Note also that this is a general challenge when benchmarking code in languages with optimizing compilers. You will see similar behavior in C++, for example (depending perhaps on your -O settings).

4 Likes
#13

Aha. Thank you Jeff and Tamasgal for explaining it clearly.

#14

Aha… thanks to Jeff and Tamasgal for explaining it clearly. So you’re saying the compiler decides NOT to create code to execute the summation that clearly I told it to sum.

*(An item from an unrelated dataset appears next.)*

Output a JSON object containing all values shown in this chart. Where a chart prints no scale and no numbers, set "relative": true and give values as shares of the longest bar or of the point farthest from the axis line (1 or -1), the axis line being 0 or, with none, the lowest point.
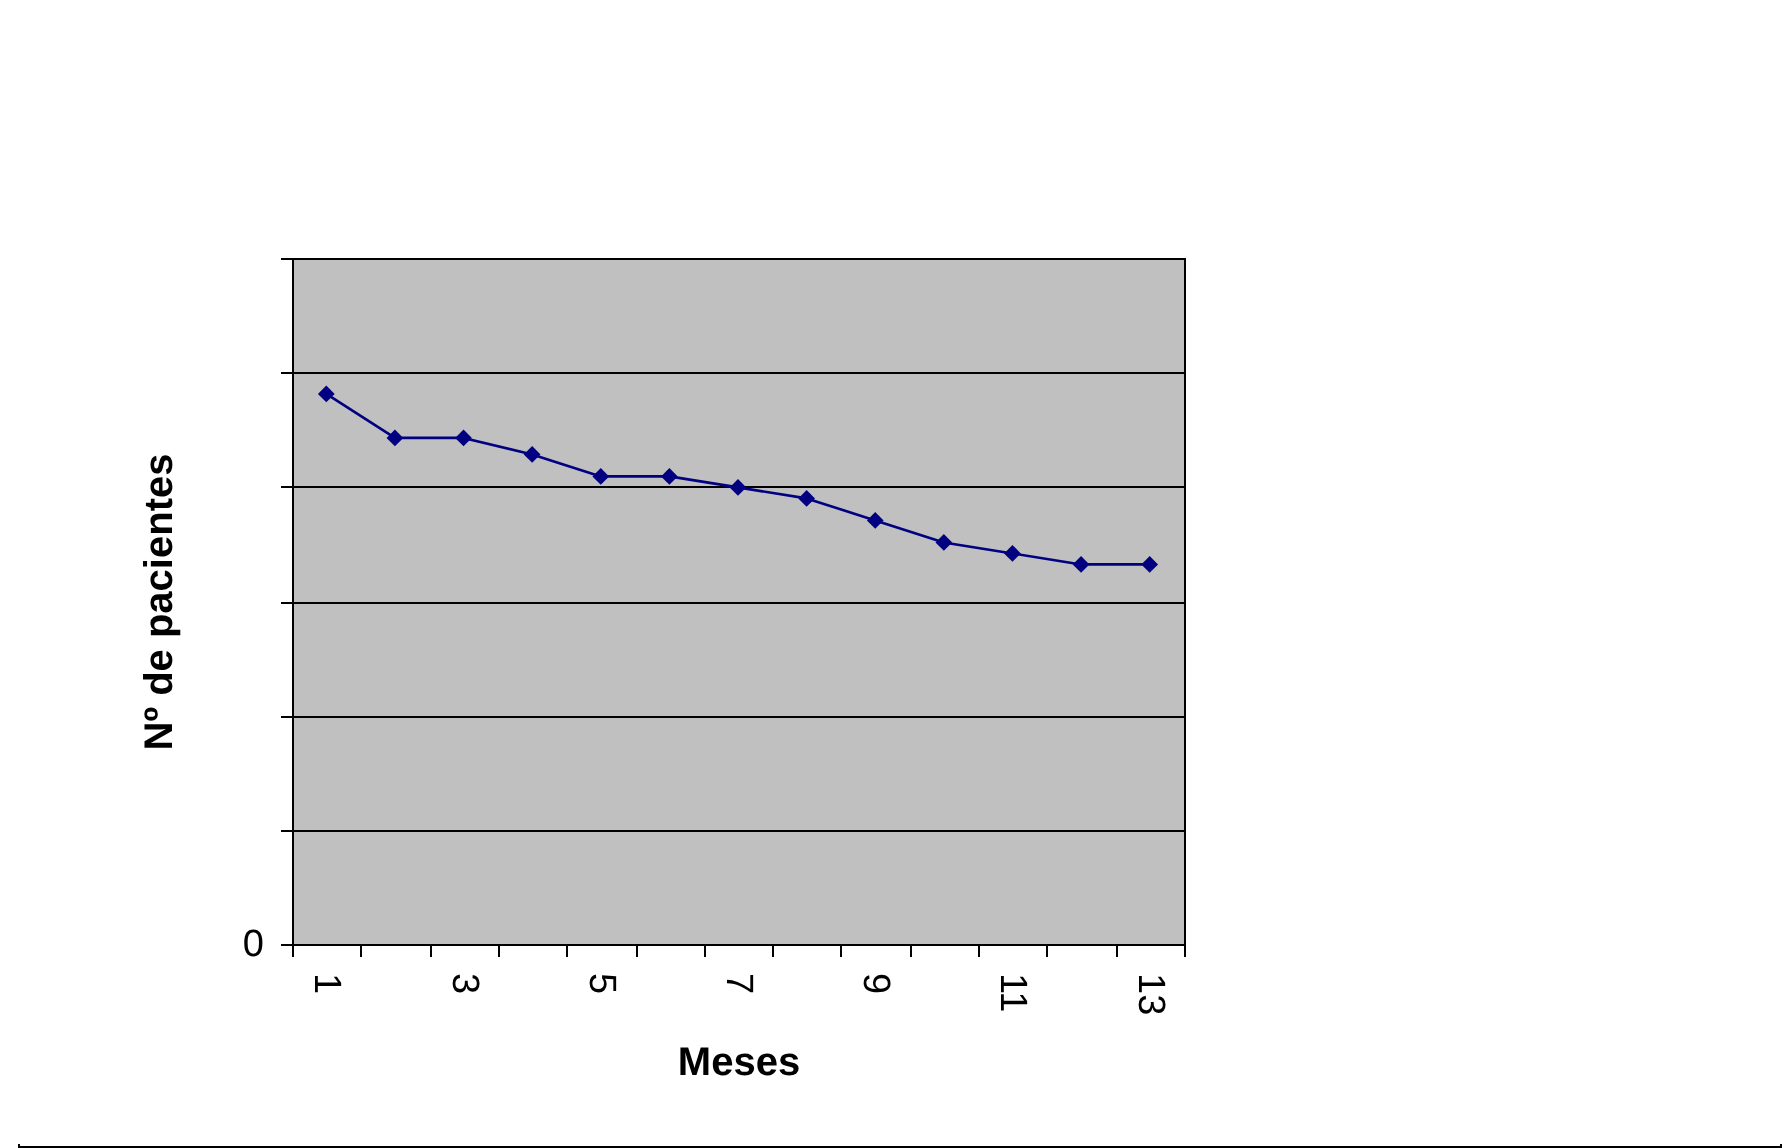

Ok, now I understand. I’m a newbie to high performance code, so thank you for enlightening me.

2 Likes
#15

For your reference, in today’s world, the hardware also won’t do exactly what you clearly tell it to do and it has been that way for decades.

2 Likes
#16

Got it – thanks.

#17

You probably don’t mean it this way, but in a written form this comes across as making a point of not thanking @tamasgal. He actually went through considerable effort to give examples illustrating what’s going on. Credit to both Jeff and Tamas (and others in the thread) seems in order :slight_smile:

1 Like
#18

Ya, when I saw his suggested code of “i_crash_your_computer()”, I got a little bit worried that he was trying to get me to enter some dangerous code into my computer… so his response weirded me out a little bit. Then his quick jump to machine code was confusing because I haven’t worked with machine code since 1998, so it was all so confusing that I couldn’t gain any insight from it. Now that I understand better, I definitely appreciate his post, and will edit my responses accordingly.

2 Likes
#19

I agree, the function name might sound scary, but that’s why I executed it on my machine and showed that it’s ok :wink:

No worries, all good! Have fun with Julia :slight_smile:

2 Likes
#20

BTW. In case you missed it, your code actually uses the @time macro, not the @btime macro. The latter is located in BenchmarkTools.jl, while the former is in Base. You should use @btime.